Chief Judge (Førstelagmann)
- Currently: Magni Elsheim

= Gulating Court of Appeal =

Court of justice in Bergen, Norway

The Gulating Court of Appeal (Gulating lagmannsrett) is one of six courts of appeal in the Kingdom of Norway. The Court is located in the city of Bergen. The court has jurisdiction over the counties of Vestland and Rogaland plus Sirdal Municipality in Agder county. These areas constitute the Gulating judicial district (Gulating lagdømme). This court can rule on both civil and criminal cases that are appealed from one of its subordinate district courts. Court decisions can be, to a limited extent, appealed to the Supreme Court of Norway. There are 33 permanent judges seated on this court. The chief judicial officer of the court (førstelagmann) is currently Magni Elsheim (as of 2016). The court is administered by the Norwegian National Courts Administration.

==Location==
The Court has its seat at Gulatings plass 1 in the city of Bergen, the largest city in Western Norway. The courthouse is located next to the Bergen city hall (Bergen rådhus). Additionally, the Court permanently sits in the city of Stavanger at the Stavanger Court House. The Court may also sit in other places within its jurisdiction as needed.

==Jurisdiction==
This court accepts appeals from all of the district courts from its geographic jurisdiction. This court is divided into judicial regions (lagsogn) and there is one or more district courts (tingrett) that belongs to each of these regions.

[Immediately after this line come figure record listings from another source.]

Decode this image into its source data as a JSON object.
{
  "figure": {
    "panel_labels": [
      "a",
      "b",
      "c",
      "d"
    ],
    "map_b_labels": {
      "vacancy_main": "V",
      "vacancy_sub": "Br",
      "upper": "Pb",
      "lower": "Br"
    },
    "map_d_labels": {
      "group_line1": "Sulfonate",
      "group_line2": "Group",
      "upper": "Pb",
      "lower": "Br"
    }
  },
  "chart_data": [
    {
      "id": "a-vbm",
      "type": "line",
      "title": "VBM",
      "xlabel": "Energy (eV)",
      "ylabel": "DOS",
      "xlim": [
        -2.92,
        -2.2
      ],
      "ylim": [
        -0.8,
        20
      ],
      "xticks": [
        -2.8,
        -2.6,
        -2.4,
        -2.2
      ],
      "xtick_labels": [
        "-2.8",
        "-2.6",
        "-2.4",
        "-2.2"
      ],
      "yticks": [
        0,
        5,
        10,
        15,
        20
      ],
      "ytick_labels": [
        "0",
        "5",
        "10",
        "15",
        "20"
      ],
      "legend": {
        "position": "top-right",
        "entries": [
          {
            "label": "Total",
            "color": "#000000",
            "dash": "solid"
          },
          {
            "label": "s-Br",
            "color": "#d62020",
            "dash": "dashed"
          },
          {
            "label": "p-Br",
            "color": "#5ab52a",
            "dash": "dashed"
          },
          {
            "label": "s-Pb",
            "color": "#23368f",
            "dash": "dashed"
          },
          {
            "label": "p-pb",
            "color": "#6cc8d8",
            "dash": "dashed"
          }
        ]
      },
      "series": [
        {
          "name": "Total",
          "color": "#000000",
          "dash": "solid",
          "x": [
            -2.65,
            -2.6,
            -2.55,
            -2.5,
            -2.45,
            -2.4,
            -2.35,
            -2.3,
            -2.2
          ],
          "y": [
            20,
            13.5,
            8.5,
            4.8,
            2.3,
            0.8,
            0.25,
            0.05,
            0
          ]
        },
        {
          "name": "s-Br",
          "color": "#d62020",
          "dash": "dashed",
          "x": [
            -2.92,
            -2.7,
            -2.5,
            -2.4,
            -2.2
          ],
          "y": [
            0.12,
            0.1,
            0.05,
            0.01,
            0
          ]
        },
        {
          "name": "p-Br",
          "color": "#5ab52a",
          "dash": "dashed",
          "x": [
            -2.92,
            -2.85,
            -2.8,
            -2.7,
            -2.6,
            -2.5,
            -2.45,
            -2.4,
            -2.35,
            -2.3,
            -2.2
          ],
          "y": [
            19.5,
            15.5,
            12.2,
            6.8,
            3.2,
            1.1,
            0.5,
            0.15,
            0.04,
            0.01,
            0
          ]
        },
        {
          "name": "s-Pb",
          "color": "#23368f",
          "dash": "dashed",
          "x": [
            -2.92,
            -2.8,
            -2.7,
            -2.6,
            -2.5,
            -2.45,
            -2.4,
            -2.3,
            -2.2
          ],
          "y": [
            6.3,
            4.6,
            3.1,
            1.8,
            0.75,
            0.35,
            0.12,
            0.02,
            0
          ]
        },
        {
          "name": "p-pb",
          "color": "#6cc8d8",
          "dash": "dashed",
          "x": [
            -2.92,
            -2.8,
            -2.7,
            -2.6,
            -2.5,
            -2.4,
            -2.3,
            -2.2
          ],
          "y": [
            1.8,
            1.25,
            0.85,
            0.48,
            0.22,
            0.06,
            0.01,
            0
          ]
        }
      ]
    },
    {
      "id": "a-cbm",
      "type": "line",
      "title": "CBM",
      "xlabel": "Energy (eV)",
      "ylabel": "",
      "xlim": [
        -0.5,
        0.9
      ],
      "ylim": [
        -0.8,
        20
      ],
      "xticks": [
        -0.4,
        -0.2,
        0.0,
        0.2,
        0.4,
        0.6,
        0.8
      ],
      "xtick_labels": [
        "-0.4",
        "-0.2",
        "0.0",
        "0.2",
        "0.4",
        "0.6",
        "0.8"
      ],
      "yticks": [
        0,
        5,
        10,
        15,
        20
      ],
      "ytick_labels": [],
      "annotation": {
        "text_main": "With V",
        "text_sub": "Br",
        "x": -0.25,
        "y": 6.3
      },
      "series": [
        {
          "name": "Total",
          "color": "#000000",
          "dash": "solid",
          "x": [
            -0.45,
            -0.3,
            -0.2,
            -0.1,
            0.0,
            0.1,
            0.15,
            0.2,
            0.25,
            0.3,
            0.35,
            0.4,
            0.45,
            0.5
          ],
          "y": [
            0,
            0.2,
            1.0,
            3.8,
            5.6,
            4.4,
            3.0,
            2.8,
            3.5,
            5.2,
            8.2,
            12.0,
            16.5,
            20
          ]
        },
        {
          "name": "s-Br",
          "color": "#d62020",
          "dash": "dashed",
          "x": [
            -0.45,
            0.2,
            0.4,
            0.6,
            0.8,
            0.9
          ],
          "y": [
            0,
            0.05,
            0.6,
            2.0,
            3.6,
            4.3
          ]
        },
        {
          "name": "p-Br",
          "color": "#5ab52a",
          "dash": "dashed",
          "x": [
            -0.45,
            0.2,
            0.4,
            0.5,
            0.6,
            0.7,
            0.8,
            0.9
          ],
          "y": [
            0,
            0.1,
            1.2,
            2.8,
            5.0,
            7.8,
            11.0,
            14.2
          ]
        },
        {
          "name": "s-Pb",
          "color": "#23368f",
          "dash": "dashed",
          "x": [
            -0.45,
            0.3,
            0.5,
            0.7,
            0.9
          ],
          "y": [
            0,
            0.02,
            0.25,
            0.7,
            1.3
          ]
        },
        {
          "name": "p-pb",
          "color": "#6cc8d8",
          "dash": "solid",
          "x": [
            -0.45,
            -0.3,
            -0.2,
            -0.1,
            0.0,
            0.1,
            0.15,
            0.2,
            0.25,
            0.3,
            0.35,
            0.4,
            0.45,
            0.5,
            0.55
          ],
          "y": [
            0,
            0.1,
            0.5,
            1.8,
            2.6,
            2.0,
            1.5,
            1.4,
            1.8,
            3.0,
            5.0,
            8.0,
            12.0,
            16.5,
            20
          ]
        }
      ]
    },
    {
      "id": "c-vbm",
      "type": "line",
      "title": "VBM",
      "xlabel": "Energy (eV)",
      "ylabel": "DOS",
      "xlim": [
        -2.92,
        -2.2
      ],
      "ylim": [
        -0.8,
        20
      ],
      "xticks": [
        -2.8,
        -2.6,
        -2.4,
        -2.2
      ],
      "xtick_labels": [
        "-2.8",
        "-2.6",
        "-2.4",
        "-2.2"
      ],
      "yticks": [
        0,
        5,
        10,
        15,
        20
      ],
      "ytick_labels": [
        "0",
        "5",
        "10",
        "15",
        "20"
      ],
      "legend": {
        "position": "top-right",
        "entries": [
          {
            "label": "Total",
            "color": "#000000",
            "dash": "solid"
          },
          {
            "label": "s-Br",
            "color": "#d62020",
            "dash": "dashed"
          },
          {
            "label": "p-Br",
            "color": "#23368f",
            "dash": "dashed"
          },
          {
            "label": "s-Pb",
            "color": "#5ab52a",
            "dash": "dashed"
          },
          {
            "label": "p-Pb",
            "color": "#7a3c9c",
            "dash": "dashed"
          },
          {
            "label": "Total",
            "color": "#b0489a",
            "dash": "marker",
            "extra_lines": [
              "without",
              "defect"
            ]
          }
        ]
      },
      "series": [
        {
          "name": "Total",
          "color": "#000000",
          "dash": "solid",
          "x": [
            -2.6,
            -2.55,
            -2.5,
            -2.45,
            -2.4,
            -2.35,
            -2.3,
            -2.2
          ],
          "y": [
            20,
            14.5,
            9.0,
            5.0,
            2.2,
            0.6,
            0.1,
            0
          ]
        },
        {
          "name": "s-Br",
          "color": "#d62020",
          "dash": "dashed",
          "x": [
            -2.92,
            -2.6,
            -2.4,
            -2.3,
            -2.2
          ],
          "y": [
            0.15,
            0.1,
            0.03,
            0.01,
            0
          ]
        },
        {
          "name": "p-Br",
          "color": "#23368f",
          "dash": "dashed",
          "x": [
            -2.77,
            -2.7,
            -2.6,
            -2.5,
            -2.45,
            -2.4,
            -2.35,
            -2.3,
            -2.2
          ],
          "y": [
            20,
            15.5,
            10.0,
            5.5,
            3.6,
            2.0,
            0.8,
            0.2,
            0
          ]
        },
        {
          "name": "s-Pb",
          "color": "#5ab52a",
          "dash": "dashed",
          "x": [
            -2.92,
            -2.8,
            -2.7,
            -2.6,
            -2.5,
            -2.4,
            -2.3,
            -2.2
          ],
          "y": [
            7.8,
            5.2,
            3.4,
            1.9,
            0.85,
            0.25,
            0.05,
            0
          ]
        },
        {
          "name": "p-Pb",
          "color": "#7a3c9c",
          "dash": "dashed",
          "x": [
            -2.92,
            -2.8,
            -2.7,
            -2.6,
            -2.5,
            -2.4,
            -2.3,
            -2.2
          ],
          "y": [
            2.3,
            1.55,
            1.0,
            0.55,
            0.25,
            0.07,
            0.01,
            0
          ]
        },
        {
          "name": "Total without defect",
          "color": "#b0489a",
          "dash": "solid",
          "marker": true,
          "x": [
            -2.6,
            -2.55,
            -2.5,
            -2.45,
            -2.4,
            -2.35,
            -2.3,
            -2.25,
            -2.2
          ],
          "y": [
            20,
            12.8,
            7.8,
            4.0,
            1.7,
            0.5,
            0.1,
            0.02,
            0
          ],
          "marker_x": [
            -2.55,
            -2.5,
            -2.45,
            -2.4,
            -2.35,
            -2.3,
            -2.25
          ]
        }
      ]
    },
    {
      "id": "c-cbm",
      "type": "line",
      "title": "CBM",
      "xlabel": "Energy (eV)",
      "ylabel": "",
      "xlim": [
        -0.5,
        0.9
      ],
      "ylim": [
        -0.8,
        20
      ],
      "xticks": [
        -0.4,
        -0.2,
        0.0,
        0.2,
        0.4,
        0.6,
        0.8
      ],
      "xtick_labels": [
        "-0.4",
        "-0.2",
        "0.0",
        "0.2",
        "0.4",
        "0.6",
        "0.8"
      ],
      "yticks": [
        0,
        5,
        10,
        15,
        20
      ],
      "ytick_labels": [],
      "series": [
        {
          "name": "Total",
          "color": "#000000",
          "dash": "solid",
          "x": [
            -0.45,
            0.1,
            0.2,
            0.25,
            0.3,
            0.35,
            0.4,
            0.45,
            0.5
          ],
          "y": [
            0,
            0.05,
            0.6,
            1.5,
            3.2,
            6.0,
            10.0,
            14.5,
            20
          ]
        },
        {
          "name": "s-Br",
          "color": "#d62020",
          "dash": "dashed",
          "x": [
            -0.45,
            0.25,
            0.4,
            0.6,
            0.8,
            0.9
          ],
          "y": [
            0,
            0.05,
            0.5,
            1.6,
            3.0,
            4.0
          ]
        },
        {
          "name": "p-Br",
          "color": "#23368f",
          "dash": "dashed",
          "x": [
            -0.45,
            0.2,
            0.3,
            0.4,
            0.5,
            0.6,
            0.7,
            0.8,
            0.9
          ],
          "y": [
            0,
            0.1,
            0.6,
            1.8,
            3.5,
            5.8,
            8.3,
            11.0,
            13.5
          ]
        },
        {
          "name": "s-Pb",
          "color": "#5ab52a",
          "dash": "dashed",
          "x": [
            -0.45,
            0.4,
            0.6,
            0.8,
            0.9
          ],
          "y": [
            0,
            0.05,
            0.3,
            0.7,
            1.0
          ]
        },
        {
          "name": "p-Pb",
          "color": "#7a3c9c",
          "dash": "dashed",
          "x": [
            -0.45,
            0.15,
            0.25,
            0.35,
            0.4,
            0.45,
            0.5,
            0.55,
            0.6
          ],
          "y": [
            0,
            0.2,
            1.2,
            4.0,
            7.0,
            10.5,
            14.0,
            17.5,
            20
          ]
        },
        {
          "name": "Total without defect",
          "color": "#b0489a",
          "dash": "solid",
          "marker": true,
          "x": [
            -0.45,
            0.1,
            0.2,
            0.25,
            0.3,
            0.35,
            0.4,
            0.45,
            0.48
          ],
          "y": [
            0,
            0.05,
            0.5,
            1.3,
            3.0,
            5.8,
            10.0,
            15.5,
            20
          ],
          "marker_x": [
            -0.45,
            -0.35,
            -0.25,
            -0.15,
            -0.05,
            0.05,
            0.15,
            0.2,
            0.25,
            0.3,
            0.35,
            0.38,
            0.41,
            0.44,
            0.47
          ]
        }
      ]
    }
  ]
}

| Judicial Regions (lagsogner) | District courts (tingretter) |
|---|---|
| Rogaland | Haugaland og Sunnhordland District Court Sør-Rogaland District Court |
| Vestland | Hordaland District Court Hardanger og Voss District Court Sogn og Fjordane District Court |

==History==
The court has its historical roots originating with the Gulating, one of the first Norwegian legislative assemblies or Þing, which was established before the year 900. This old assembly remained in operation until 1797 when the courts were changed. A new court law went into effect on 1 January 1890 which re-established the Gulating Court of Appeal which included all of Bergen, Søndre Bergenhus, Nordre Bergenhus, and Romsdalen counties. In 1892, some courts were consolidated and this court gained all of the county of Stavanger. On 1 January 1907, all of Trøndelag was added to the court as well, and at that time, the name of the court was changed to Gula- og Frostating Court of Appeal. On 1 July 1936, the northern part of the jurisdiction (Trøndelag and Møre og Romsdal) was separated to become the new Frostating Court of Appeal and the southern part continued as the Gulating Court of Appeal (using the old name again).